In London the garden is green and glossy, and the tulips are bursting out in bloom with more vigour than I remember. Maybe it was because winter was so long and so hard that all growing things seem to have extra reserves of energy to launch themselves into the new season. Against all these signs of nature`s renewal, it is particularly sad and poignant to hear of the sudden death of mother, and brilliant garden and interiors writer Elspeth Thompson. What a great loss. A fellow blogger, she was most encouraging to me. At the very least she will live on through her evocative words and thoughts.
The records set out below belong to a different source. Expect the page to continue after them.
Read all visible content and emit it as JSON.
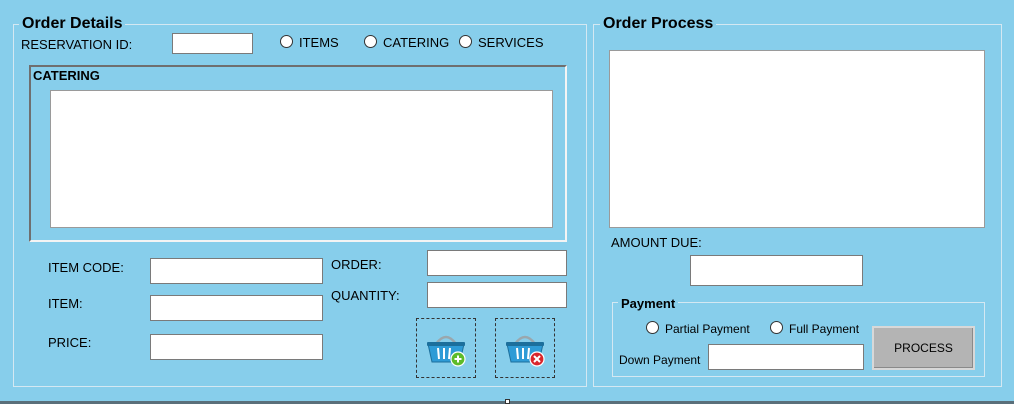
{
  "order_details": {
    "title": "Order Details",
    "reservation_id_label": "RESERVATION ID:",
    "reservation_id_value": "",
    "type_options": [
      "ITEMS",
      "CATERING",
      "SERVICES"
    ],
    "catering_group_title": "CATERING",
    "item_code_label": "ITEM CODE:",
    "item_label": "ITEM:",
    "price_label": "PRICE:",
    "order_label": "ORDER:",
    "quantity_label": "QUANTITY:",
    "add_icon": "basket-add-icon",
    "remove_icon": "basket-remove-icon"
  },
  "order_process": {
    "title": "Order Process",
    "amount_due_label": "AMOUNT DUE:",
    "payment": {
      "title": "Payment",
      "options": [
        "Partial Payment",
        "Full Payment"
      ],
      "down_payment_label": "Down Payment",
      "process_button": "PROCESS"
    }
  },
  "colors": {
    "background": "#87CEEB",
    "button": "#B4B4B4",
    "basket_blue": "#2E9BD6",
    "add_badge": "#5DBB2A",
    "remove_badge": "#D9262C"
  }
}
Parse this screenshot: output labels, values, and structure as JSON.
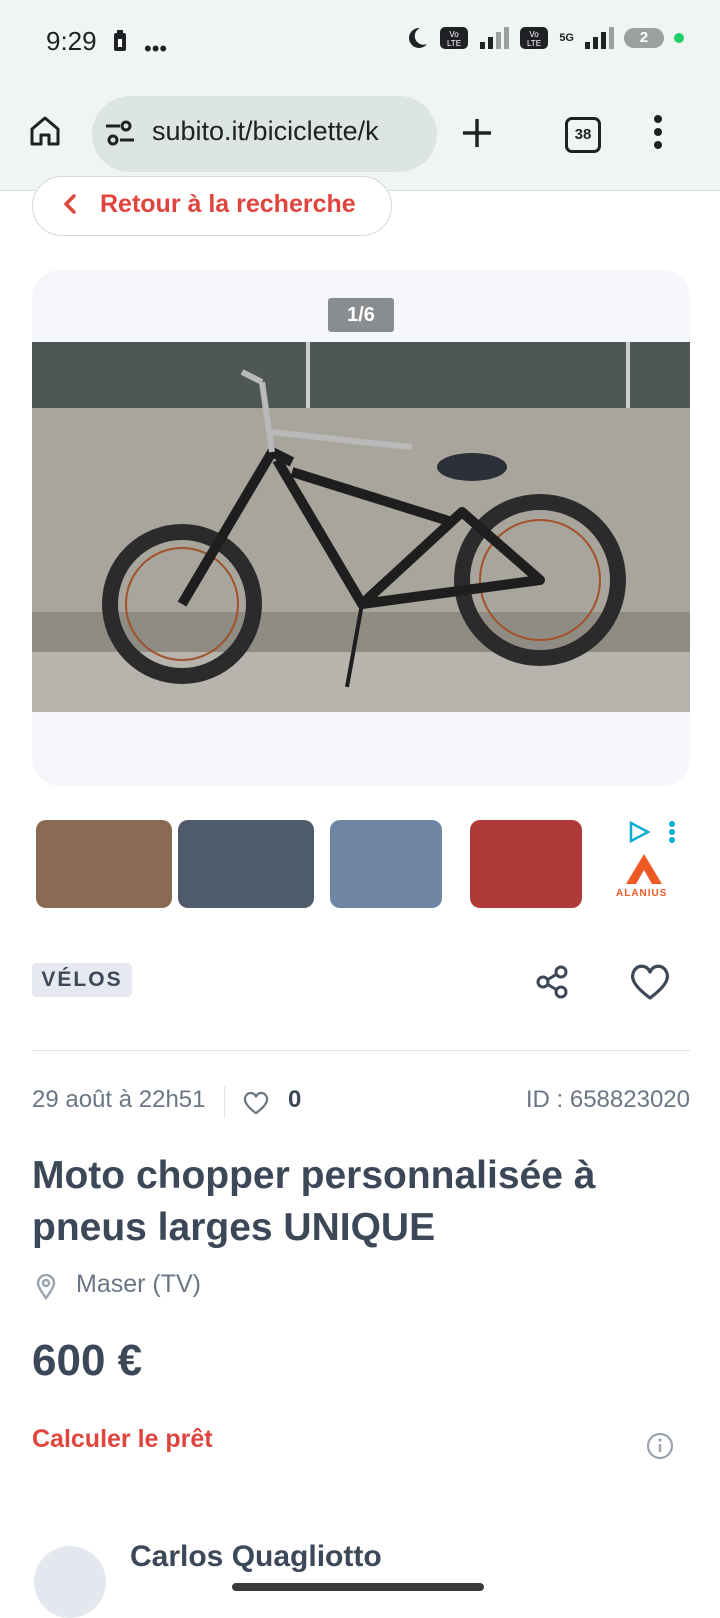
{
  "status_bar": {
    "time": "9:29",
    "battery": "2",
    "network": "5G"
  },
  "browser": {
    "url": "subito.it/biciclette/k",
    "tab_count": "38"
  },
  "back": {
    "label": "Retour à la recherche"
  },
  "gallery": {
    "counter": "1/6"
  },
  "ad": {
    "brand": "ALANIUS"
  },
  "listing": {
    "category": "VÉLOS",
    "date": "29 août à 22h51",
    "likes": "0",
    "id": "ID : 658823020",
    "title": "Moto chopper personnalisée à pneus larges UNIQUE",
    "location": "Maser (TV)",
    "price": "600 €",
    "loan_link": "Calculer le prêt"
  },
  "seller": {
    "name": "Carlos Quagliotto"
  },
  "colors": {
    "accent": "#e0443d",
    "text": "#3c4858",
    "muted": "#6b7685"
  }
}
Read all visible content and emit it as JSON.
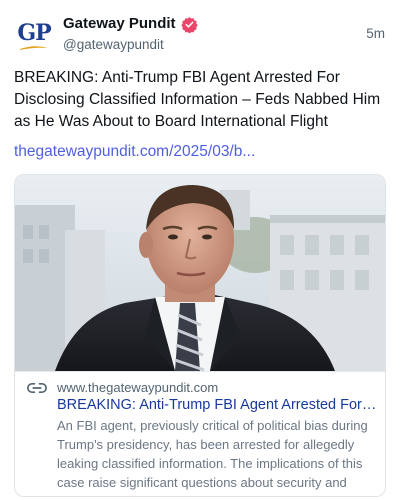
{
  "author": {
    "avatar_text": "GP",
    "display_name": "Gateway Pundit",
    "handle": "@gatewaypundit",
    "verified_icon": "verified-badge-icon"
  },
  "post": {
    "timestamp": "5m",
    "text": "BREAKING: Anti-Trump FBI Agent Arrested For Disclosing Classified Information – Feds Nabbed Him as He Was About to Board International Flight",
    "link_text": "thegatewaypundit.com/2025/03/b..."
  },
  "card": {
    "link_icon": "link-icon",
    "domain": "www.thegatewaypundit.com",
    "title": "BREAKING: Anti-Trump FBI Agent Arrested For Disclosing Classified Information",
    "description": "An FBI agent, previously critical of political bias during Trump's presidency, has been arrested for allegedly leaking classified information. The implications of this case raise significant questions about security and accountability."
  },
  "colors": {
    "verified": "#e8466a",
    "link": "#4f5fde",
    "card_title": "#17399c",
    "avatar_blue": "#1f3f8f",
    "avatar_gold": "#e3a21a"
  }
}
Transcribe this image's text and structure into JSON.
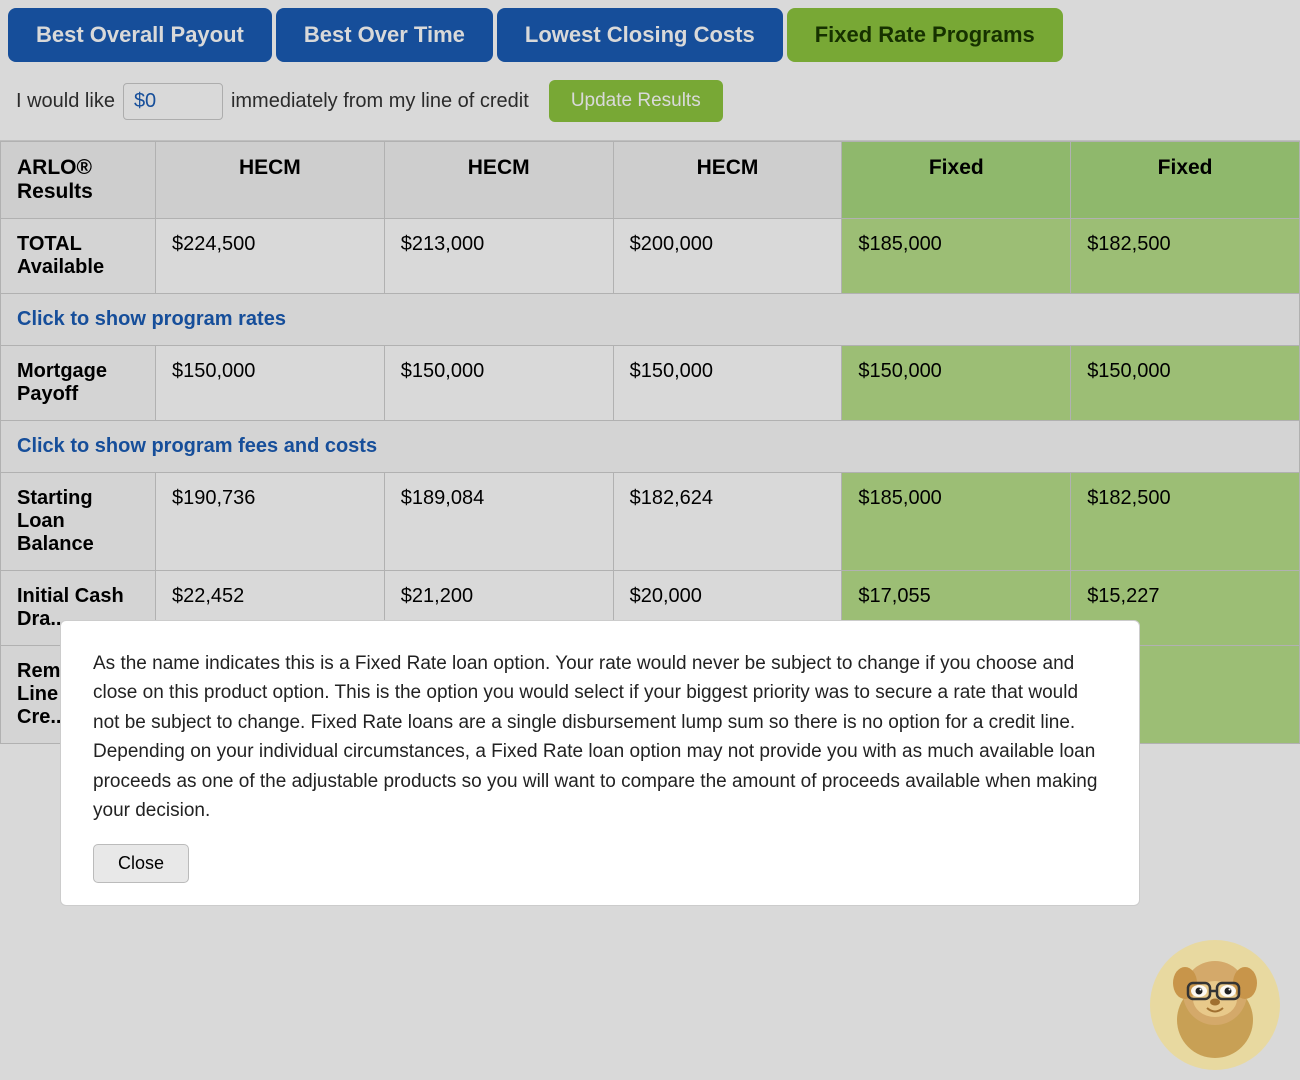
{
  "tabs": [
    {
      "label": "Best Overall Payout",
      "style": "blue"
    },
    {
      "label": "Best Over Time",
      "style": "blue"
    },
    {
      "label": "Lowest Closing Costs",
      "style": "blue"
    },
    {
      "label": "Fixed Rate Programs",
      "style": "green"
    }
  ],
  "input_row": {
    "prefix": "I would like",
    "value": "$0",
    "suffix": "immediately from my line of credit",
    "button_label": "Update Results"
  },
  "table": {
    "headers": [
      {
        "label": "ARLO®\nResults",
        "green": false
      },
      {
        "label": "HECM",
        "green": false
      },
      {
        "label": "HECM",
        "green": false
      },
      {
        "label": "HECM",
        "green": false
      },
      {
        "label": "Fixed",
        "green": true
      },
      {
        "label": "Fixed",
        "green": true
      }
    ],
    "rows": [
      {
        "type": "data",
        "cells": [
          "TOTAL\nAvailable",
          "$224,500",
          "$213,000",
          "$200,000",
          "$185,000",
          "$182,500"
        ],
        "green_cols": [
          4,
          5
        ]
      },
      {
        "type": "click",
        "label": "Click to show program rates",
        "colspan": 6
      },
      {
        "type": "data",
        "cells": [
          "Mortgage\nPayoff",
          "$150,000",
          "$150,000",
          "$150,000",
          "$150,000",
          "$150,000"
        ],
        "green_cols": [
          4,
          5
        ]
      },
      {
        "type": "click",
        "label": "Click to show program fees and costs",
        "colspan": 6
      },
      {
        "type": "data",
        "cells": [
          "Starting\nLoan\nBalance",
          "$190,736",
          "$189,084",
          "$182,624",
          "$185,000",
          "$182,500"
        ],
        "green_cols": [
          4,
          5
        ]
      },
      {
        "type": "partial",
        "cells": [
          "Initial Cash\nDra...",
          "$22,452",
          "$21,200",
          "$20,000",
          "$17,055",
          "$15,227"
        ],
        "green_cols": [
          4,
          5
        ]
      },
      {
        "type": "partial",
        "cells": [
          "Rem...\nLine\nCre...",
          "",
          "",
          "",
          "",
          ""
        ],
        "green_cols": [
          4,
          5
        ]
      }
    ]
  },
  "popup": {
    "text": "As the name indicates this is a Fixed Rate loan option. Your rate would never be subject to change if you choose and close on this product option. This is the option you would select if your biggest priority was to secure a rate that would not be subject to change. Fixed Rate loans are a single disbursement lump sum so there is no option for a credit line. Depending on your individual circumstances, a Fixed Rate loan option may not provide you with as much available loan proceeds as one of the adjustable products so you will want to compare the amount of proceeds available when making your decision.",
    "close_label": "Close"
  }
}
I never quite know what will come up on the tulip front, and I`m really pleased that the black Parrot tulips from last season have reappeared. Watching them go through the budding bit to their unfurling into a whirl of feathery petals the colour of dark beetroots is absorbing
Black Parrot tulips in bud and full frilly bloom
Unfurled `Blue` parrot tulips, look like striped fruit drops from an old fashioned confectioner or even a head of salad radicchio. Where`s the blue?! and when they are in full bloom the striped effect fades into an all over fuschia pink.
New to the garden this year, and from another really good value bulb order from Crocus the single late tulip, Violet Beauty, is more of a slender, elegant thing than its more wayward and feathery Parrot tulip companions.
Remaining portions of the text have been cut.